The current study has several limitations. First, our study was terminated early due to slow patient recruitment. Therefore, it was underpowered to detect a difference in clinical endpoints. Second, although culprit identification and judgement of lesion severity were performed by two independent interventional cardiologists, this was not quantified by objective measurement. FFR can potentially be a useful tool in culprit identification and severity of coronary stenosis. At the time of design of the trial, measurement by FFR was not yet routine practice. Furthermore, in contemporary practice interventional cardiologists state they do not perform FFR even in lesions of intermediate severity [15]. Thereby the strategies in MVD as stated in the present study still reflect everyday practice. Third, we combined the results of patients presenting with SCAD and ACS. Although the decision to perform MV-PCI or CV-PCI can be challenging in both groups of patients, one should keep in mind that both conditions are different entities with different clinical outcomes in general. Fourth, patients and care providers were not blinded for the treatment arm. Although further revascularisation had to be ischaemia driven there is still a potential bias. Finally, the risk of in-stent restenosis would potentially be higher in the complete revascularisation group, since more stents were placed. Although the current study has a longer follow-up period than other studies comparing MV-PCI and CV-PCI in ACS and SCAD patients, the possibility still exists that symptomatic in-stent restenosis will occur later, after the study follow-up period [4, 7, 16].

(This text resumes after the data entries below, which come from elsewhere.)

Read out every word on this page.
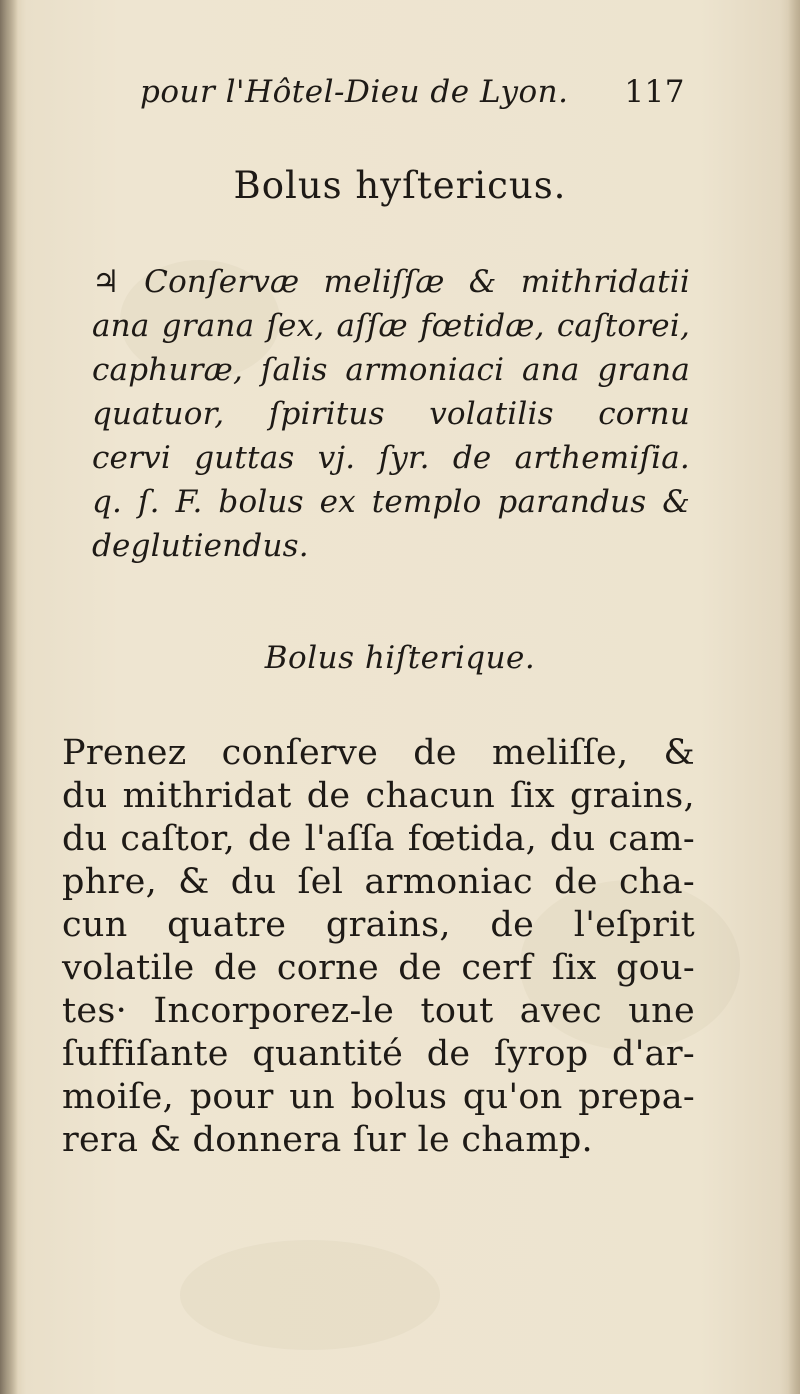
pour l'Hôtel-Dieu de Lyon. 117
Bolus hyſtericus.
♃ Conſervæ meliſſæ & mithridatii
ana grana ſex, aſſæ fœtidæ, caſtorei,
caphuræ, ſalis armoniaci ana grana
quatuor, ſpiritus volatilis cornu
cervi guttas vj. ſyr. de arthemiſia.
q. ſ. F. bolus ex templo parandus &
deglutiendus.
Bolus hiſterique.
Prenez conſerve de meliſſe, &
du mithridat de chacun ſix grains,
du caſtor, de l'aſſa fœtida, du cam-
phre, & du ſel armoniac de cha-
cun quatre grains, de l'eſprit
volatile de corne de cerf ſix gou-
tes· Incorporez-le tout avec une
ſuffiſante quantité de ſyrop d'ar-
moiſe, pour un bolus qu'on prepa-
rera & donnera ſur le champ.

Because of the relatively small number of patients enrolled in this study it should be considered hypothesis generating. A larger randomised, controlled trial powered for hard clinical endpoints would be of great value in order to form a clear and well-defined recommendation in international guidelines [1].

Conclusion

Our present study is the first randomised, controlled trial evaluating the MV-PCI versus CV-PCI strategy by using DES, in patients with MVD presenting with NSTE-ACS or SCAD. After 5 years’ follow-up we observed no significant difference in the occurrence of the combined endpoint death, new MI and/or repeat revascularisation. There was a small but statistically non-significant difference between the two groups regarding a higher rate of death or MI in the MV-PCI group, and more frequent repeat revascularisation in the CV-PCI group.